The truth is that, despite what it may seem, there are few studies on how the cognitive skills of chess are transferred to other fields, and the conclusions of those that exist in many cases are not definitive. Moreover, most of the studies have focused on children and adolescents, since it is precisely in this vital stage when cognitive development is higher.

This is because rigorous studies of this type are very difficult to carry out rigorously, since they would be too complex and expensive. Research in this field is always complicated. However, a number of conclusions can be drawn, although they are probably not what one would expect.

It has been found that chess can moderately improve the mathematical and reading comprehension skills of both primary and lower secondary school students. In the case of mathematics, there are common elements of quantitative relations and problem solving. However, it cannot be stated categorically that the cause of this is playing chess, but there may be other explanations.

However, chess does provide another series of clear benefits, which, although they are not so spectacular, are extremely important. Even more, if we take into account that these benefits are independent of age.

What learning chess provides, is to improve our attention and concentration capacity. While learning or playing, it is necessary to be aware of the game, concentrating on the task, trying to predict the future moves both our own and the opponent’s. It also forces us to learn to work under pressure, and to evaluate complex strategies. It also forces you to learn to work under pressure, and to evaluate complex strategies. There may not be a clear and direct transfer to other areas, but in today’s chaotic world, working on these skills is not negligible.

Another important conclusion from the research is about motivation: as long as the lessons are not compulsory, students’ attention and interest in school is improved. Possibly, this is the explanation why there is some improvement in their academic performance.

It is possible that in the case of adults the incidence of motivation is lower, but learning to play chess provides another vital advantage to both groups: as we learn, failing, repeating and evaluating the strategies used, we can see our own improvement. Not only that, but we can learn how we learn to improve, a very important skill that is often not easy to observe.

Finally, there are studies that indicate that chess, like other mental sports, is beneficial in the long term for our brain, since exercising it in this way could help to prevent diseases such as Alzheimer’s disease.

Is chess only for geniuses?
A common conclusion of the studies is that learning chess is a much more important factor than the innate abilities at the time of playing.
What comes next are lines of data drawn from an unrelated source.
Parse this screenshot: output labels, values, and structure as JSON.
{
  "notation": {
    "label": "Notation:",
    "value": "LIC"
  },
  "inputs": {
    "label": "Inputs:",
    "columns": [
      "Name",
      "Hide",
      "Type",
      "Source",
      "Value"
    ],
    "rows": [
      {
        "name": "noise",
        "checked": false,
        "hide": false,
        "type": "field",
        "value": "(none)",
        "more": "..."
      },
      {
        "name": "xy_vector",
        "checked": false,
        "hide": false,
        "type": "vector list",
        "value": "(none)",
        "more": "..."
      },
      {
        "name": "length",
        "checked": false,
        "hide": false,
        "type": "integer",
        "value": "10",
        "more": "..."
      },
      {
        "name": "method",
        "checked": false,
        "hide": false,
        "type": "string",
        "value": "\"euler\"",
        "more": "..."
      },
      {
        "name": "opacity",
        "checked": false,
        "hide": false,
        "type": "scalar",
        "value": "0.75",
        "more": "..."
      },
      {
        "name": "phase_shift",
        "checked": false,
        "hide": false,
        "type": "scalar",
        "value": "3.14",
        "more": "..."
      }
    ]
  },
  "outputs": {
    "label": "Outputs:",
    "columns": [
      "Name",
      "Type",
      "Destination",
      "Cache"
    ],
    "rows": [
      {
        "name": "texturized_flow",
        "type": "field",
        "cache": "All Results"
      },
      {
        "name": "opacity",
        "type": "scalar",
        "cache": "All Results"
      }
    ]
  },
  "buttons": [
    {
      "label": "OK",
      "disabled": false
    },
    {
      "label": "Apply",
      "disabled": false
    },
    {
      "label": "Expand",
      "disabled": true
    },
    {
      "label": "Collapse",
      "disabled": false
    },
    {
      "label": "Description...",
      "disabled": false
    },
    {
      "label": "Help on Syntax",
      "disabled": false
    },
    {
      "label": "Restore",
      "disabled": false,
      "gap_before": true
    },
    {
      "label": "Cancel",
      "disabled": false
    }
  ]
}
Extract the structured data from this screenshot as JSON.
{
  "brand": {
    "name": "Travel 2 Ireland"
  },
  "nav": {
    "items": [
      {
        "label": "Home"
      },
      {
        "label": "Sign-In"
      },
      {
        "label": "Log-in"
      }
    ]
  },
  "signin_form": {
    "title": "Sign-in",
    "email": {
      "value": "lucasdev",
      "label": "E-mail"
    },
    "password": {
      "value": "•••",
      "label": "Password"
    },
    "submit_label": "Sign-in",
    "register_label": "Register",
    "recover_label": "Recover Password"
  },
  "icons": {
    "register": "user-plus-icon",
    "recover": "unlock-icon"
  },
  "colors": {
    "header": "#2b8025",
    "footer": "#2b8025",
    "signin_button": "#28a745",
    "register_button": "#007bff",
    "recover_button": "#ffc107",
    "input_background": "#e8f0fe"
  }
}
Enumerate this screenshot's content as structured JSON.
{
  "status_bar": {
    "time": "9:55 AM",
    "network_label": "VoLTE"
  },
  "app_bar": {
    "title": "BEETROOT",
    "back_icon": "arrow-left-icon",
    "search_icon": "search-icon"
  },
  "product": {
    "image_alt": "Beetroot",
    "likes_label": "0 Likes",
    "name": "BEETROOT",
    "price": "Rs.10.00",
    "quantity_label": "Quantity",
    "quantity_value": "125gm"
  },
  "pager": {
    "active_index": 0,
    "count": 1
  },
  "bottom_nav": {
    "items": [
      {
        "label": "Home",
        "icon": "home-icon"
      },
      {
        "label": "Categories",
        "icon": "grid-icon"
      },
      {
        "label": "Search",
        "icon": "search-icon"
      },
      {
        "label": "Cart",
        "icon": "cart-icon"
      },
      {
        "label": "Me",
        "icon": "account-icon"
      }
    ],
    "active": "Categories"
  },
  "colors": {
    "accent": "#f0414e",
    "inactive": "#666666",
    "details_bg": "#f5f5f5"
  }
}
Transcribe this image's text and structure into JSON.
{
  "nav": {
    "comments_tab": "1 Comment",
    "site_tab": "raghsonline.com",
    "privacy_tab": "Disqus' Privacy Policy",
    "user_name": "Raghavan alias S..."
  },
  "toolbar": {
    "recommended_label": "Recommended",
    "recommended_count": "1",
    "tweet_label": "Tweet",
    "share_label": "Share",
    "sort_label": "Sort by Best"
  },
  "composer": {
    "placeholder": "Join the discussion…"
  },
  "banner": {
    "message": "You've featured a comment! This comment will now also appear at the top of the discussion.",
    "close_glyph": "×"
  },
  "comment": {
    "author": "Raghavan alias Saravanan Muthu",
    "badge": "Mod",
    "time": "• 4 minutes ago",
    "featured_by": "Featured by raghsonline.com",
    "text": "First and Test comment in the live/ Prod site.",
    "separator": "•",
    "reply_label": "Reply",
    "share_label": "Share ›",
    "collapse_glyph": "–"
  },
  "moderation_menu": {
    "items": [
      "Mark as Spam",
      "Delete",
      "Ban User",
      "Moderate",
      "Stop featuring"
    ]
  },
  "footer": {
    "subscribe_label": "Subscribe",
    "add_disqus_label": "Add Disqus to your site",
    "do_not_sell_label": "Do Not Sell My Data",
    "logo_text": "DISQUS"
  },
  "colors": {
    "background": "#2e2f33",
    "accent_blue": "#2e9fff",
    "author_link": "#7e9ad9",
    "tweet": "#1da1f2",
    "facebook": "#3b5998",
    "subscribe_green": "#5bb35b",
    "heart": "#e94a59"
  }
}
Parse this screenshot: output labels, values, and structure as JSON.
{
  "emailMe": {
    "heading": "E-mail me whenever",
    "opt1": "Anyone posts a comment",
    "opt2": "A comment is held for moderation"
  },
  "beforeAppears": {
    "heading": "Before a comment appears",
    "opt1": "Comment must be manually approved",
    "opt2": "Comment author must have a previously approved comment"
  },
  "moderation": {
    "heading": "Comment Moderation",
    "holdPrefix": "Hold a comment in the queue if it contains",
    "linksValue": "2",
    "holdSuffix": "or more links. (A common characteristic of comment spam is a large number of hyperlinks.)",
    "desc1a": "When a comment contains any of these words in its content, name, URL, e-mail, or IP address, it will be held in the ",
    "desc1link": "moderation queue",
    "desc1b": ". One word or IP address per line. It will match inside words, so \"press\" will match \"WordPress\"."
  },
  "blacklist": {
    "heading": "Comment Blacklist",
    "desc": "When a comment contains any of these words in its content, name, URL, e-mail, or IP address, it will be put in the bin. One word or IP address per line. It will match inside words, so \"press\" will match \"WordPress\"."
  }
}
In some studies, children of 10 and 11 years old who were a course receiving a weekly chess class could defeat without problems adults who knew how to play, but without formal training.

It is true that an intelligent person will have it easier to excel in a purely intellectual activity such as chess, but the truth is that, with a minimum of training, few sports are more equal than chess.

The conclusions of several studies seem to indicate that with a minimum of 25-30 hours of instruction, there is more clearly a transfer of skills to other fields.

Learning to play chess will probably not make us geniuses, but, really, this is irrelevant.

Just as we go to the gym or play sports to exercise our bodies, follow a diet and certain habits to take care of our health, we must also exercise our minds. In this aspect, chess is a demanding game, which forces us to concentrate and work on various cognitive skills, and on top of that, it is fun! What more could you ask for?